Introduction Tumour hypoxia is associated with reduced survival by activating multiple molecular pathways such as, but not exclusively, HIF-1α and mTOR/AKT/PI3K pathways. It is also known to cause overexpression of Epidermal Growth Factor (EGFR)/HER1 in human cancer. HER2 (neu) signalling increases the rate of Hypoxia-Inducible Factor 1α (HIF-1α) synthesis. Overexpression of Erbb3/HER3 and Erbb4/HER4 is associated with a higher recurrence rate of stage 2 and 3 colorectal cancer. The aim of this study was to analyse the relationship between the expression of HIF-1α and members of the ErbB pathway in CRLM utilising a novel proteomic based collaborative Enzyme Enhanced Reactive (CEER) immunoassay.

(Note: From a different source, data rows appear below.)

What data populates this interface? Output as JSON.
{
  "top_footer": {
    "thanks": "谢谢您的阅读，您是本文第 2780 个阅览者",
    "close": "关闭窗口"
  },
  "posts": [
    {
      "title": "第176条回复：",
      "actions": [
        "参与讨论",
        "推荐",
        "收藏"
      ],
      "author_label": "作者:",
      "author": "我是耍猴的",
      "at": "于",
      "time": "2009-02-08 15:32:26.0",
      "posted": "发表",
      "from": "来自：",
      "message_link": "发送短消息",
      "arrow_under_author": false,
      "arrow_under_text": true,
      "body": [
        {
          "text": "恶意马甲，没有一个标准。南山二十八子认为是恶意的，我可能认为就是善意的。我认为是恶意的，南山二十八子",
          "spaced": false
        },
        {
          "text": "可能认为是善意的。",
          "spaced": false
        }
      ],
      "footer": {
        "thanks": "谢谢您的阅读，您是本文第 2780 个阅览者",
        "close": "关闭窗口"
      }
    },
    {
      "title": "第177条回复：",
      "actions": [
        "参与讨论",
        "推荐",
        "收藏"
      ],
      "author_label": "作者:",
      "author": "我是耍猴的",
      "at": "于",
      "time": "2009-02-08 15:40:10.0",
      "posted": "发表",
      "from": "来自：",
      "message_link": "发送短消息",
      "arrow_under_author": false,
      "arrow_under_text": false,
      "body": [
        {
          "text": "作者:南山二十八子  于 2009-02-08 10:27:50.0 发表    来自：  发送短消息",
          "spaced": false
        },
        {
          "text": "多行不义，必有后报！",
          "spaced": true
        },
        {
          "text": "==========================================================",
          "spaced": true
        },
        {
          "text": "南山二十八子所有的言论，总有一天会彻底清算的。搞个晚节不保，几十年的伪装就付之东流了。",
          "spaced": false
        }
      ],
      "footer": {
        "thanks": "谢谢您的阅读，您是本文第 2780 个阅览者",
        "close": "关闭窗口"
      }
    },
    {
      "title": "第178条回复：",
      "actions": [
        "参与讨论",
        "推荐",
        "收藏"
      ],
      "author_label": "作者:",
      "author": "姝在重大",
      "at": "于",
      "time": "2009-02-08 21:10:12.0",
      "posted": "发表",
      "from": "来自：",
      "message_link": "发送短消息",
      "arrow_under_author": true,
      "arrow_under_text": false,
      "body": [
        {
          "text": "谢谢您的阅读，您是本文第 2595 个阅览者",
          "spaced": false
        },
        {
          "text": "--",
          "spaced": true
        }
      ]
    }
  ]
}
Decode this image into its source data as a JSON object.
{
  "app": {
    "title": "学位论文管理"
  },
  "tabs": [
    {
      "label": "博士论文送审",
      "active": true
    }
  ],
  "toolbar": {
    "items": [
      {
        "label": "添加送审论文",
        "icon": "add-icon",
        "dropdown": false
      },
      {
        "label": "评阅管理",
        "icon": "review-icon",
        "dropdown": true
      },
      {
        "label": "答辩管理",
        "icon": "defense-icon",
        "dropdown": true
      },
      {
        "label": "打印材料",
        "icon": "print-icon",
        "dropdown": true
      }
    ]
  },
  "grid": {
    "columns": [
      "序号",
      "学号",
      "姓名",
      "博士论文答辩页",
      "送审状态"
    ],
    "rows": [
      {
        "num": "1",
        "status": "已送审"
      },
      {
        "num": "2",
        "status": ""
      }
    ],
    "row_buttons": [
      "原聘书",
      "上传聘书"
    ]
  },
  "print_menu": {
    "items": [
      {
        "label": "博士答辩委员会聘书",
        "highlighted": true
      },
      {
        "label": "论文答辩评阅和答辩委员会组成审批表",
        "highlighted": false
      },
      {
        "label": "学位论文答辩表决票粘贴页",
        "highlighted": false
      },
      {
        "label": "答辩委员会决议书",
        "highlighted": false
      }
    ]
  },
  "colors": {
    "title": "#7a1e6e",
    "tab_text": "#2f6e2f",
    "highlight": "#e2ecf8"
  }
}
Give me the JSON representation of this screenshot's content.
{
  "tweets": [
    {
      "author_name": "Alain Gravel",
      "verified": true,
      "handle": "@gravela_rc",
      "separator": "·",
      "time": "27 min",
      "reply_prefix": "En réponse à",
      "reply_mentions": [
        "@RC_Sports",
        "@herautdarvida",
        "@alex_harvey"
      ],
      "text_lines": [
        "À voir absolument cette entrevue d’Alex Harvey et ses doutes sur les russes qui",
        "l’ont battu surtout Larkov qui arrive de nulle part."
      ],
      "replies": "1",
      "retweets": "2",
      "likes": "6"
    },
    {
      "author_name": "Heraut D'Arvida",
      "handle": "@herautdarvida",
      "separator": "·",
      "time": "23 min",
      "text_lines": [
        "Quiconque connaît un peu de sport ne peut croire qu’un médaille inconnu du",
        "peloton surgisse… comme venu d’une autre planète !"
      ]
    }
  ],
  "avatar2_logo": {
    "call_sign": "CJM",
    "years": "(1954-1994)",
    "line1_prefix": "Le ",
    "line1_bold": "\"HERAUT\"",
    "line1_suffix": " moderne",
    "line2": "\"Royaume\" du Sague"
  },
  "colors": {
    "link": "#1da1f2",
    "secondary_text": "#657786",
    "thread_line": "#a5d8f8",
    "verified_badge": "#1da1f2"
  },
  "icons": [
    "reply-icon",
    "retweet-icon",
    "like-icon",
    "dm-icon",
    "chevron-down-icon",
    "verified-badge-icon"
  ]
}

Methods Protein lysates of from fresh frozen biopsies and formalin fixed paraffin sections of CRLM from 18 patients who had not undergone neoadjuvant chemotherapy prior to a potentially curative hepatectomy for CRLM were analysed. When multiple metastases were present biopsies and sections were obtained from the largest metastasis. CEER immunoassay was performed on the protein lysates to quantify the phosphorylated and non-phosphorylated forms of receptors; ErbB family receptors (HER1/EGFR, HER2/c-neu, HER3, HER4) and cMET, and phosphorylated downstream ErbB pathway factors AKT, PRAS, RSP6, ERK, and RSK, and CK. Immunostaining was performed on formalin-fixed-paraffin-embedded CRLM sections for HIF-1α. ErbB pathway factor quantification was segregated according to the HIF-1α expression status; HIF-1α +ve and HIF-1α -ve

Results HIF-1α was expressed in 15 (83%) of tumours. There was no significant difference between the expression of phosphorylated ‘receptors’, and phosphorylated forms AKT, PRAS, RSP6, ERK, MEK, and PI3K between the HIF-1α +ve and HIF-1α –ve groups. HER3 and IGF1R were higher; (median µm: range; 87 [74–344] vs 222 [60–404]) and (115 [85–206] vs 186 [90–285]) respectively in the HIF-1α +ve group, HER1, HER2, PI3K and CK levels were lower; (108 [40–316] vs 36 [22–46]), (698 [523–870] vs 481 [288–709]), (5338 [3334–6689] vs 2719 [1790–4193]), (5383 [1826–9799] vs 2719 [1789–4193]) respectively in the HIF-1α +ve group. Although a trend was observed, the difference did not reach statistical significance.

Conclusion HIF-1α may have a role in the overexpression of HER3 and IGF1R overexpression in CRLM. More research is needed to establish this interrelationship which would help in molecular based therapeutics for CRLM.